Pernyataan itu disampaikan Pistorius saat konferensi pers bersama Menteri Pertahanan Australia Richard Marles di Canberra, Kamis, 26 Maret 2026 waktu setempat.
“Yang paling mengkhawatirkan dari perang ini adalah tidak ada konsultasi, strategi maupun tujuan jelas. Yang terburuk, tidak ada strategi keluar,” ujar Pistorius dikutip dari
TRT World.
Menurutnya, konflik tersebut sudah menimbulkan dampak besar bagi perekonomian global meski baru berlangsung lebih dari dua pekan.
“Perang ini merupakan bencana bagi ekonomi dunia. Dampaknya sudah terlihat sejak dua minggu terakhir. Kami tidak diajak berkonsultasi sebelumnya. Ini bukan perang kami, dan karena itu kami tidak ingin terseret ke dalamnya,” tegasnya.
Pistorius juga menekankan pentingnya penyelesaian diplomatik guna menghentikan konflik yang terus meningkat di kawasan Timur Tengah. Menurutnya, instabilitas di kawasan tersebut dapat berdampak luas bagi dunia internasional.
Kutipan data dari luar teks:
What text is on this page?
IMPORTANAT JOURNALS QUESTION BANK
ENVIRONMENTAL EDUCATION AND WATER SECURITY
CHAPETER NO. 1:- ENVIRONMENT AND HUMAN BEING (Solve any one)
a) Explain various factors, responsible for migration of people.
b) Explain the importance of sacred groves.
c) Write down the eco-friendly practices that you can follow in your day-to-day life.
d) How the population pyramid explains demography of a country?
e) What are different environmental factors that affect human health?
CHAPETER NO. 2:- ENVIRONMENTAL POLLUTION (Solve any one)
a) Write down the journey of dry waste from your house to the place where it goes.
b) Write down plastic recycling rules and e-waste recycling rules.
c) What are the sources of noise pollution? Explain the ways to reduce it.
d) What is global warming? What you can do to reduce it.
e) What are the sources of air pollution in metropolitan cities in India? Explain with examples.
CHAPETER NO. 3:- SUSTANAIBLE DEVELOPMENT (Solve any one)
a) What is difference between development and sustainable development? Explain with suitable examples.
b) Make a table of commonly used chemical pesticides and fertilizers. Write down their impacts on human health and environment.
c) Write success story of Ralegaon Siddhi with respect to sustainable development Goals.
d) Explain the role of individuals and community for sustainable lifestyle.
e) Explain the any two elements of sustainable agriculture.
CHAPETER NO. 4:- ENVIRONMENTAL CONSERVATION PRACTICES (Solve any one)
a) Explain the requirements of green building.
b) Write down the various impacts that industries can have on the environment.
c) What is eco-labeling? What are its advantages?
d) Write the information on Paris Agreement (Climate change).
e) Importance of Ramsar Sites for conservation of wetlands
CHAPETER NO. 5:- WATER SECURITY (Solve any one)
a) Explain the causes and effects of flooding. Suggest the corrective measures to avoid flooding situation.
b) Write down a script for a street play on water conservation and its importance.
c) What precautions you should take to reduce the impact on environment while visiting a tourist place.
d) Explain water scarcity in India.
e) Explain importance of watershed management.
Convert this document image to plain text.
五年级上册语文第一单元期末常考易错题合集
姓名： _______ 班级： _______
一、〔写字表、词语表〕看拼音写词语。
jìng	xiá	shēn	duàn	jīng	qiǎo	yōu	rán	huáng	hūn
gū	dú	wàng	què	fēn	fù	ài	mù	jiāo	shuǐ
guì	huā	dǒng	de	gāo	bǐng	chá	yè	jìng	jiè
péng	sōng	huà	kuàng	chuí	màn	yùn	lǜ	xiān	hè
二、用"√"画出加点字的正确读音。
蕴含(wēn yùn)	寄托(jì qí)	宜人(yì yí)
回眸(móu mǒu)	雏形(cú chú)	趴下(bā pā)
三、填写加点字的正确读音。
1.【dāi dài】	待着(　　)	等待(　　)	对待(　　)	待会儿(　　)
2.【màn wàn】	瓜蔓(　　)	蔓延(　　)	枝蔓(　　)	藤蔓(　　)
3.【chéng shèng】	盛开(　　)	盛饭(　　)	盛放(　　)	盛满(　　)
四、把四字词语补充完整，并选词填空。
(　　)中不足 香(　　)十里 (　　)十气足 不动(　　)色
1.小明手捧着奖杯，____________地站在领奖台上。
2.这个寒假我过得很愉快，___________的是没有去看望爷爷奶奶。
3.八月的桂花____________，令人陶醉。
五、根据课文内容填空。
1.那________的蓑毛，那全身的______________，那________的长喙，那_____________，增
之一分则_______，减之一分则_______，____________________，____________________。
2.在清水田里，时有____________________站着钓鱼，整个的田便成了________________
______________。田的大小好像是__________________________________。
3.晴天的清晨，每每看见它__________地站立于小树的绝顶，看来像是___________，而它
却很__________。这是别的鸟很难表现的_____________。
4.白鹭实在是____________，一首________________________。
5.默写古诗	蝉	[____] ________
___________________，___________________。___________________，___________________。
“Karena itu kami siap membantu mengamankan perdamaian. Jika tercapai gencatan senjata, kami siap membahas misi apa pun untuk menjaga perdamaian, khususnya untuk memastikan lalu lintas maritim tetap bebas di Selat Hormuz,” jelasnya.
Sementara itu, Menteri Luar Negeri Jerman Johann Wadephul menilai saat ini sudah waktunya upaya diplomasi ditingkatkan untuk mengakhiri konflik.
Dalam konferensi pers bersama Menteri Luar Negeri Tunisia Mohamed Ali Nafti di Berlin, Wadephul menantikan perkembangan pembicaraan antara AS dan Iran.
“Kita harus menunggu hasil pembicaraan Iran-AS di Pakistan. Kami memang tidak terlibat dalam pembicaraan itu, tetapi proses tersebut jelas sedang berlangsung dan tentu kami sambut baik,” pungkasnya.